Optimistic concurrency has little direct billing impact, but conflict design affects transaction count, compute time, queue backlog, and support effort. A conflict usually requires at least one extra read and a second write attempt. That is cheap at small scale, but noisy contention on hot entities can multiply requests, logs, retries, and worker execution time. Poorly designed retry loops may run longer than the original business operation. FinOps reviews should look at conflict rates, retry counts, and hot keys before scaling workers. Reducing unnecessary shared-state writes can lower both storage transactions and operational labor. Track retries by writer and workflow.

Reliability

Reliability improves when concurrency conflicts are expected and handled deliberately. A 412 response should trigger a known path: reread the entity, merge safe fields, back off, send the item to a conflict queue, or ask an operator to choose. Treating every failed update as a generic retry can create retry storms or repeated conflicts. Treating conflicts as success creates lost updates. Reliable systems also avoid unnecessary contention by choosing good PartitionKey and RowKey values, separating independent state, and keeping entities small. Test concurrent writes with realistic traffic before production, especially for status records and checkpoint entities. Alert on repeated conflicts.

Performance

Performance is affected by contention, retry policy, and entity design. Optimistic concurrency avoids long locks, so uncontended updates stay fast. Under contention, however, ETag mismatches add reads, backoff delays, failed writes, and application-level merge work. Hot partitions make the problem worse because many writers reach the same storage range. Use narrower ownership of entities, deterministic update fields, and queue-based serialization where only one writer should win. Measure 412 rates, update latency, retries per successful write, and partition-level throttling. More worker concurrency can reduce throughput if every worker competes for the same entity. Always baseline conflict rates before raising worker concurrency.

Operations

Operators see optimistic concurrency during failed updates, manual repairs, integration retries, and incident reconciliation. They should know where to find the current entity version, how the application logs ETag conflicts, and when it is safe to retry. Runbooks need examples for reading the entity, preserving the original value, escalating a conflict, and verifying the final state. Metrics should separate authentication failures, validation failures, throttling, and precondition failures. When a repair tool offers an overwrite option, require approval and record why the wildcard was used. This keeps data corrections from becoming hidden lost-update incidents.
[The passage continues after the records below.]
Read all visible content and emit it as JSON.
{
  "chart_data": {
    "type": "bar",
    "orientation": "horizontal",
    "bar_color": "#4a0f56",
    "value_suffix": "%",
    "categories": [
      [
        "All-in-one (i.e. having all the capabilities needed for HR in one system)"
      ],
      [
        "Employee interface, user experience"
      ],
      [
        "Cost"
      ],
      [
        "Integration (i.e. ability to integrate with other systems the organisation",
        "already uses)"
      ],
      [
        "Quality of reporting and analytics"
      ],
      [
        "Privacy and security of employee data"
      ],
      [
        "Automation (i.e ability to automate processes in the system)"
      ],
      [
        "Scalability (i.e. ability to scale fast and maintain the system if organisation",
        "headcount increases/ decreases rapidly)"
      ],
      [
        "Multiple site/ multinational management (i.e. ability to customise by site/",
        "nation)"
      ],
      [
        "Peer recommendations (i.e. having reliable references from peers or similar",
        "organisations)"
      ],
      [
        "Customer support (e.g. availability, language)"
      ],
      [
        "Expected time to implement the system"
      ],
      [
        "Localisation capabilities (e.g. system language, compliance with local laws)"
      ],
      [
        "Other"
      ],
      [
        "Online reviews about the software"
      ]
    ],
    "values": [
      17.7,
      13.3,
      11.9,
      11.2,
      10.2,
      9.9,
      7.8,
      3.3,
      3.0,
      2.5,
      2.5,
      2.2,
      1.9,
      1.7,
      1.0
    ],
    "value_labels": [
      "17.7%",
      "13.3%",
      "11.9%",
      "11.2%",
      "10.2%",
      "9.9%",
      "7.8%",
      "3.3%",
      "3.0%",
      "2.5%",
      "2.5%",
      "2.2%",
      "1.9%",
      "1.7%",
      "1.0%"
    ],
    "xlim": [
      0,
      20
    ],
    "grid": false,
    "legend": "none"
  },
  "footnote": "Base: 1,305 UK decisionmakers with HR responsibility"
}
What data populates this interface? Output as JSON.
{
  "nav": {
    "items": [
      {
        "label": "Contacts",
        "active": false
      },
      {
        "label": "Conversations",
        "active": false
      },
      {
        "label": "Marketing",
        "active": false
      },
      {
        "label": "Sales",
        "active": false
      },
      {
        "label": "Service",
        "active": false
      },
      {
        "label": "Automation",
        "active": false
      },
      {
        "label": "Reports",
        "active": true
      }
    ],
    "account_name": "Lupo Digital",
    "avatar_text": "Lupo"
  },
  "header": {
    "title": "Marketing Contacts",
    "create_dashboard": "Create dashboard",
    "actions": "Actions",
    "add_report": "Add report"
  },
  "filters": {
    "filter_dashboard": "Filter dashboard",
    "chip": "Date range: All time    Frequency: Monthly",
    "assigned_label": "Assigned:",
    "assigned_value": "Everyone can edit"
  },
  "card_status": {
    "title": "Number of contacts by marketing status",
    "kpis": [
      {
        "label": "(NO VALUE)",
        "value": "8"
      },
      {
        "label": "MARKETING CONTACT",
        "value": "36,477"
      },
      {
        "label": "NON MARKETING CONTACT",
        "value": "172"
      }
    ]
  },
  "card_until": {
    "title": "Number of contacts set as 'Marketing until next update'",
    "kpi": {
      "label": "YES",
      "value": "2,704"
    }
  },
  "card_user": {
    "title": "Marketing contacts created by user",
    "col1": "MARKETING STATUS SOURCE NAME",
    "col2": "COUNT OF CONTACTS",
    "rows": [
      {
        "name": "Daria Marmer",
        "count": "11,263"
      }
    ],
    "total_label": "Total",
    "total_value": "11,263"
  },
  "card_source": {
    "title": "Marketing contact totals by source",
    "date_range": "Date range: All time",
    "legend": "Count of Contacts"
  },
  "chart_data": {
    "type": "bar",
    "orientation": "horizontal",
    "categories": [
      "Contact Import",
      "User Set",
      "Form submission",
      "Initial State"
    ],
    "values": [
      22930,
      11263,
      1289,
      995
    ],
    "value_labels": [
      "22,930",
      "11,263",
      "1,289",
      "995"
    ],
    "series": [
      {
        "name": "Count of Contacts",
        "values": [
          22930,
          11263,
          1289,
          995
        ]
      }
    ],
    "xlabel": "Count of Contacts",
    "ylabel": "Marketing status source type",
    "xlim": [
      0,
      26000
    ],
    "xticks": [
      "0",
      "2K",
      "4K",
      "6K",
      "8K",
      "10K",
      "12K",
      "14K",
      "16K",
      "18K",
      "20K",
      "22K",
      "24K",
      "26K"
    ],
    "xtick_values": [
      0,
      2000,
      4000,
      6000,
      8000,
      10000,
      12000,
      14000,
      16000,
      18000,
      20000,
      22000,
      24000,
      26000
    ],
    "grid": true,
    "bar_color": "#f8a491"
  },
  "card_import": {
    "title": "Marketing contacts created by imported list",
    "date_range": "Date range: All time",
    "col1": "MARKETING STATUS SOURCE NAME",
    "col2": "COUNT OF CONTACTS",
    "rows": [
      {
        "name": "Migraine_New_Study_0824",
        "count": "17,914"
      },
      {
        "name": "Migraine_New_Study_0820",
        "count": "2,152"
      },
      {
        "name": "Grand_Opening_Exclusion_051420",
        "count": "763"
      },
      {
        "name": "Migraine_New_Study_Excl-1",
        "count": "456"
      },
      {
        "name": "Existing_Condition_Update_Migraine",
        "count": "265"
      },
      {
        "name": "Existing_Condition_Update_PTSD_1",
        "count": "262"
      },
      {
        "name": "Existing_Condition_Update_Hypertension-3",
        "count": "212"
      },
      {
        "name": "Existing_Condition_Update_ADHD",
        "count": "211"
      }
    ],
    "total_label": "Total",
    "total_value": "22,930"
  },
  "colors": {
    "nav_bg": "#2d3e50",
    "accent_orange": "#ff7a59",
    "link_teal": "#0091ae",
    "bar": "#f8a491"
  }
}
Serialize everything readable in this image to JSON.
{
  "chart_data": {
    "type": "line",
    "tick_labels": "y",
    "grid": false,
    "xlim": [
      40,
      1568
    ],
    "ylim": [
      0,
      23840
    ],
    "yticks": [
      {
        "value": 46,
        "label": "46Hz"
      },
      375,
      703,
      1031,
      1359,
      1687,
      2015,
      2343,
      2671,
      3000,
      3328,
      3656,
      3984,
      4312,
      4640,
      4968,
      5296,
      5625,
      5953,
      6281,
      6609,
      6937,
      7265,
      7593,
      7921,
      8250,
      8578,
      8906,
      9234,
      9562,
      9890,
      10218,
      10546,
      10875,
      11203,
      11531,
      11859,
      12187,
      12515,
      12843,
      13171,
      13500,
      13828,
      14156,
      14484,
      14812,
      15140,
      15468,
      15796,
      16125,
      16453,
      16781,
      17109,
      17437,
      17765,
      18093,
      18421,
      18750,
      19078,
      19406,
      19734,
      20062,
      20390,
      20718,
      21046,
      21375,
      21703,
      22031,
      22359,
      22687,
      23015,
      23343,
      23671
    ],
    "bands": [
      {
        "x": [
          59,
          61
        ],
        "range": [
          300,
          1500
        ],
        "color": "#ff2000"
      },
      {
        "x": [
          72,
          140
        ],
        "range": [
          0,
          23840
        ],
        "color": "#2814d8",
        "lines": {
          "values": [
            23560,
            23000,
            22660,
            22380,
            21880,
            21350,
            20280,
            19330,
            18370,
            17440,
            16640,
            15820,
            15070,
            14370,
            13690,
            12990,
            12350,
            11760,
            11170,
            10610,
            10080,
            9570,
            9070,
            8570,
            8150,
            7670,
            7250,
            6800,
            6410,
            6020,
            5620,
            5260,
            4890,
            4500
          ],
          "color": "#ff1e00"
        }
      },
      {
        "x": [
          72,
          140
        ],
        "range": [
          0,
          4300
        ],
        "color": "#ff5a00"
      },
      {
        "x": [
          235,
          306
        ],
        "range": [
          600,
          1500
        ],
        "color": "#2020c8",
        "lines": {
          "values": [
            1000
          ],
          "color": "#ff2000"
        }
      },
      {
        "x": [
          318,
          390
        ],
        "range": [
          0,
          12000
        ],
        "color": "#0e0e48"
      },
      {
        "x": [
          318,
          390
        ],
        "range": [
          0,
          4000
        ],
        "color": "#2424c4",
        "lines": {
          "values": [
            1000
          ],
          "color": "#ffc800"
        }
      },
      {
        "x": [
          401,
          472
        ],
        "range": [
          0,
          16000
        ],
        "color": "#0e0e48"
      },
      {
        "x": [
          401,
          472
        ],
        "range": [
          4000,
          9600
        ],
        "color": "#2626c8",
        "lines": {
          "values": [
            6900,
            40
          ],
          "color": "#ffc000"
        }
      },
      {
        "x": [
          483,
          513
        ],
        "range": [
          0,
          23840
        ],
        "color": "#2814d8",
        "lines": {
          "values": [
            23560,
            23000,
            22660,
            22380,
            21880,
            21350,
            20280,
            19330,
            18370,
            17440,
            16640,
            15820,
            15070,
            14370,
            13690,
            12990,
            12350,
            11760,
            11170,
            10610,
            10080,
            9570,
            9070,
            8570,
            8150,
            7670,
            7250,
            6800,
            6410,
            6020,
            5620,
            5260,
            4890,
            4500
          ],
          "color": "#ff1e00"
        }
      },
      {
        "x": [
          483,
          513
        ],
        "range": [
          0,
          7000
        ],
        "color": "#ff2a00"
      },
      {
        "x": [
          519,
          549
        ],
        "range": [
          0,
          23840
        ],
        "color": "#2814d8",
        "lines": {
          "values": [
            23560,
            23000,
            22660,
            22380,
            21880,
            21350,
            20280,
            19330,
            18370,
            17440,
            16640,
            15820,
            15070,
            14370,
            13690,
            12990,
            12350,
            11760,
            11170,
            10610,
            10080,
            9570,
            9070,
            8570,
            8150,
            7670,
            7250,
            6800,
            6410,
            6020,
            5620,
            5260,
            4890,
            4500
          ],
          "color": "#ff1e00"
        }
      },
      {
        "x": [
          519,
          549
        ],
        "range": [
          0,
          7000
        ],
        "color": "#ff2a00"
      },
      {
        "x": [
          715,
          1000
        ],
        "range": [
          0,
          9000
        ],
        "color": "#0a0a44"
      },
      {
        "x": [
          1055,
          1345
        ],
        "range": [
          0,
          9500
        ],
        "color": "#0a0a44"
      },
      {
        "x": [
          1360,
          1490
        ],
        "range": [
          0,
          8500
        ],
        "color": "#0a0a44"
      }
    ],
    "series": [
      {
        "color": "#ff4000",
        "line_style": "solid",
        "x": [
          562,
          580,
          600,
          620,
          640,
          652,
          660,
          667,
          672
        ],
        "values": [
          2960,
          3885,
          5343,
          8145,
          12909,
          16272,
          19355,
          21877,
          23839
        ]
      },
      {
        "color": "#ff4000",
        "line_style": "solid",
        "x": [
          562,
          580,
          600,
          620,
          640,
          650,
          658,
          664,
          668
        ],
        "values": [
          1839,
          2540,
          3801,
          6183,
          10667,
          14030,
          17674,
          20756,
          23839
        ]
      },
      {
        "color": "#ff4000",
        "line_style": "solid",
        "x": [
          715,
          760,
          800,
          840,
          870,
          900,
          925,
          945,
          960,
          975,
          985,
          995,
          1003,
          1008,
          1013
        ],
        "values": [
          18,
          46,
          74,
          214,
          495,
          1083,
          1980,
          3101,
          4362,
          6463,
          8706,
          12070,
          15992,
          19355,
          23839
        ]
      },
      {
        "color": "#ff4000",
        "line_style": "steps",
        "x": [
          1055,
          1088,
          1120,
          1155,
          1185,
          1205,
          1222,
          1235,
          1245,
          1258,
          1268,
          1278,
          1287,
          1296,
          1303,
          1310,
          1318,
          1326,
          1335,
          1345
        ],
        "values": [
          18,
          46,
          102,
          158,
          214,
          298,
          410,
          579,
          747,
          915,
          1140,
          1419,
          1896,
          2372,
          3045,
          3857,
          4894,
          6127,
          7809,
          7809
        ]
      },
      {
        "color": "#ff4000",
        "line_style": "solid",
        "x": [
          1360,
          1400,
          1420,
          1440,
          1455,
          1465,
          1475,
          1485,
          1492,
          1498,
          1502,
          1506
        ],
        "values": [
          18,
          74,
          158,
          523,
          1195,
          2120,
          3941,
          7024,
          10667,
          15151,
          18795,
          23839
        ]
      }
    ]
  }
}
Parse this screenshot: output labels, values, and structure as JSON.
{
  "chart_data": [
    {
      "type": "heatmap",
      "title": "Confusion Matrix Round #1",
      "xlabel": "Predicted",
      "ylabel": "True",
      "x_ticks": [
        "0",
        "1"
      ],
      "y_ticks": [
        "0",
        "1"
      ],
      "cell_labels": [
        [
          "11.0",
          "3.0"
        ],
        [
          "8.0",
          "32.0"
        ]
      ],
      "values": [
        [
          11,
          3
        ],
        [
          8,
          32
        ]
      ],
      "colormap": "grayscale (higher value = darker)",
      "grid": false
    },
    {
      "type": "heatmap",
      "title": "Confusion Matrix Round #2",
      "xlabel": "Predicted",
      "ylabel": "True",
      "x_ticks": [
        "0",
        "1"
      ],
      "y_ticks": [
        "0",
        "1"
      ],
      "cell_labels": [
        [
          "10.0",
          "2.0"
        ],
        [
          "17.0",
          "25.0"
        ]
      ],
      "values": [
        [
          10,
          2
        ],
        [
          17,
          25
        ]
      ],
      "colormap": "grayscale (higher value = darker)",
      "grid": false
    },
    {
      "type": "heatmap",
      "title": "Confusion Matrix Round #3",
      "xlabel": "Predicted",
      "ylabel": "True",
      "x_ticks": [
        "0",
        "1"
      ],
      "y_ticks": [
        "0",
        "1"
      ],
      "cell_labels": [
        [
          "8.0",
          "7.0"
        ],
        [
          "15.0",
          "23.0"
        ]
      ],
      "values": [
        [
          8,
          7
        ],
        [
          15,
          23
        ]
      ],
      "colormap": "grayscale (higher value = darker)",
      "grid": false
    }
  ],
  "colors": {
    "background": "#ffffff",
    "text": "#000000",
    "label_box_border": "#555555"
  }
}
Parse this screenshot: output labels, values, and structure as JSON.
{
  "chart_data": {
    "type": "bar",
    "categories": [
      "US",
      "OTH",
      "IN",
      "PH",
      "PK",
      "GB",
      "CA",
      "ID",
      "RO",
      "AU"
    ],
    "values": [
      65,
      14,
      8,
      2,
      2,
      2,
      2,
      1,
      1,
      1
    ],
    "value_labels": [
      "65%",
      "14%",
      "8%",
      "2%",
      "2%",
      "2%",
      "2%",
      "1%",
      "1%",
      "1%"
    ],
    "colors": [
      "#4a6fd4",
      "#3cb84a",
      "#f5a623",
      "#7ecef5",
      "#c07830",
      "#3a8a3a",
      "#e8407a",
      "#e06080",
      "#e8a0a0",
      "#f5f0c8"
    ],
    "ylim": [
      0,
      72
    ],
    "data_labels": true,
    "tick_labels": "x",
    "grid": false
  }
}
Review conflict trends weekly with application owners.

Common mistakes

  • Using wildcard If-Match everywhere because it makes tests pass, then silently losing production updates.
  • Retrying a 412 response without rereading the entity and understanding which fields changed.
  • Replacing whole entities when a merge of independent properties would reduce conflict risk.
  • Ignoring conflict metrics until users report missing status changes or inconsistent workflow history.